What should employers do?
There can be no question that the Board appears to want to take the law in a direction that will open social media to virtually unfettered use by employees to communicate about work conditions, defined very broadly. However, employers should also recognize that social media buzz (including blogs like this one), press releases, and unproven allegations may be prematurely persuading employers to loosen social media polices that were drafted before the AMR case. As far as we are aware, there has not been a single fact-finding hearing to date in a case where an employee was disciplined for social media conduct, let alone a published decision by even an administrative law judge. The actual limits on an employer’s ability to regulate the use of social media by its employees are still to be developed and refined by the NLRB and by the federal appeals courts that will review its decisions.

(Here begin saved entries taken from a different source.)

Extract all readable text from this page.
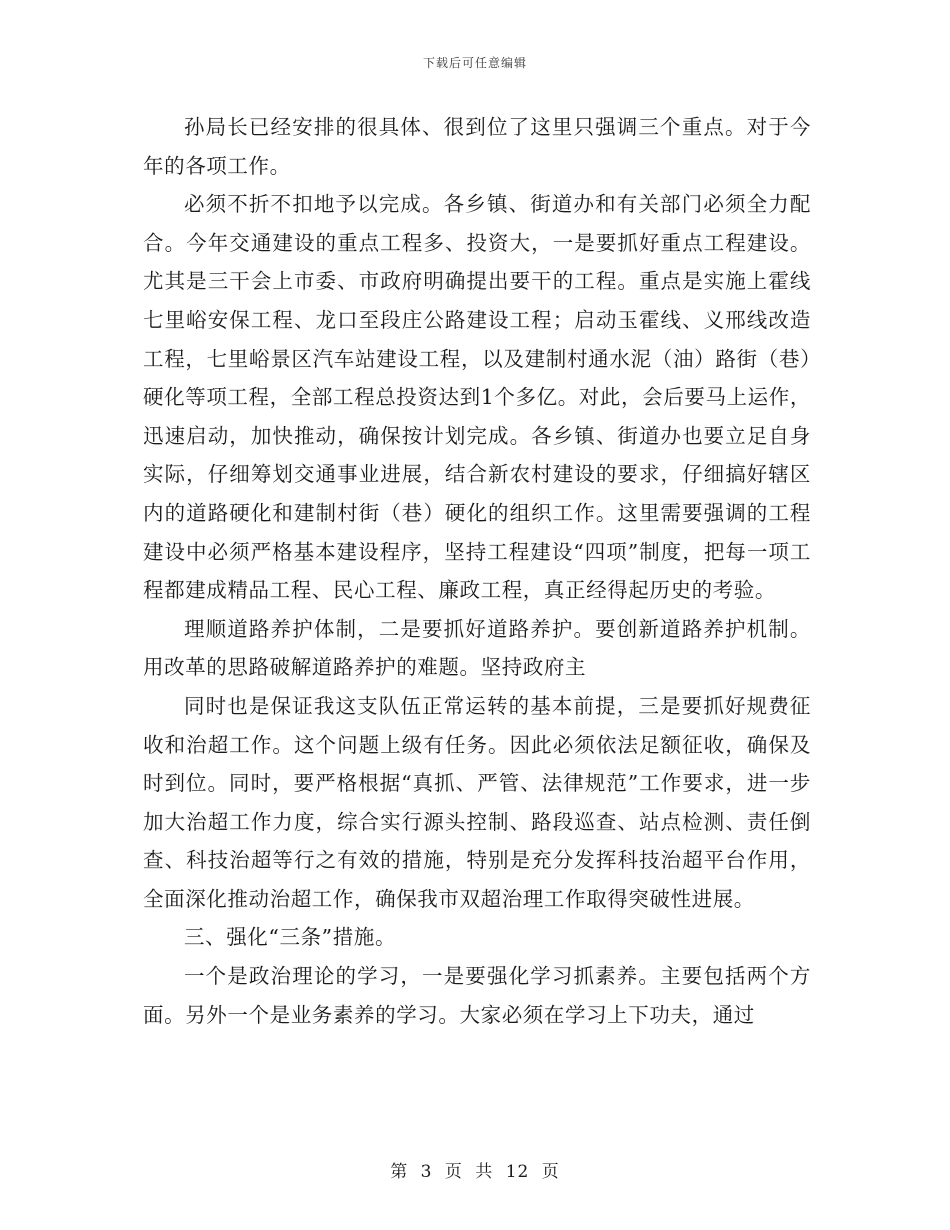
下载后可任意编辑

孙局长已经安排的很具体、很到位了这里只强调三个重点。对于今年的各项工作。

必须不折不扣地予以完成。各乡镇、街道办和有关部门必须全力配合。今年交通建设的重点工程多、投资大，一是要抓好重点工程建设。尤其是三干会上市委、市政府明确提出要干的工程。重点是实施上霍线七里峪安保工程、龙口至段庄公路建设工程；启动玉霍线、义邢线改造工程，七里峪景区汽车站建设工程，以及建制村通水泥（油）路街（巷）硬化等项工程，全部工程总投资达到1个多亿。对此，会后要马上运作，迅速启动，加快推动，确保按计划完成。各乡镇、街道办也要立足自身实际，仔细筹划交通事业进展，结合新农村建设的要求，仔细搞好辖区内的道路硬化和建制村街（巷）硬化的组织工作。这里需要强调的工程建设中必须严格基本建设程序，坚持工程建设“四项”制度，把每一项工程都建成精品工程、民心工程、廉政工程，真正经得起历史的考验。

理顺道路养护体制，二是要抓好道路养护。要创新道路养护机制。用改革的思路破解道路养护的难题。坚持政府主

同时也是保证我这支队伍正常运转的基本前提，三是要抓好规费征收和治超工作。这个问题上级有任务。因此必须依法足额征收，确保及时到位。同时，要严格根据“真抓、严管、法律规范”工作要求，进一步加大治超工作力度，综合实行源头控制、路段巡查、站点检测、责任倒查、科技治超等行之有效的措施，特别是充分发挥科技治超平台作用，全面深化推动治超工作，确保我市双超治理工作取得突破性进展。

三、强化“三条”措施。

一个是政治理论的学习，一是要强化学习抓素养。主要包括两个方面。另外一个是业务素养的学习。大家必须在学习上下功夫，通过

第 3 页 共 12 页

Given this uncertainty, employers should continue to watch developments in the area closely, consult counsel before imposing discipline based on social media activity, and review their social media policies. If the policy contains any provision that could be read to limit employees’ ability to communicate about the terms or conditions of employment while using the employee’s own resources during non-working hours, strongly consider adding a disclaimer to the policy. The content of the disclaimer should vary depending upon the nature of the policy. A starting point would be a disclaimer to the effect that the policy will not be applied in a manner that improperly interferes with employees’ rights under the National Labor Relations Act. A more robust disclaimer might be advisable depending upon the breadth of the policy, whether the employer already is unionized, and the degree to which the employer, or the employer’s industry, has been the focus of organizing activity.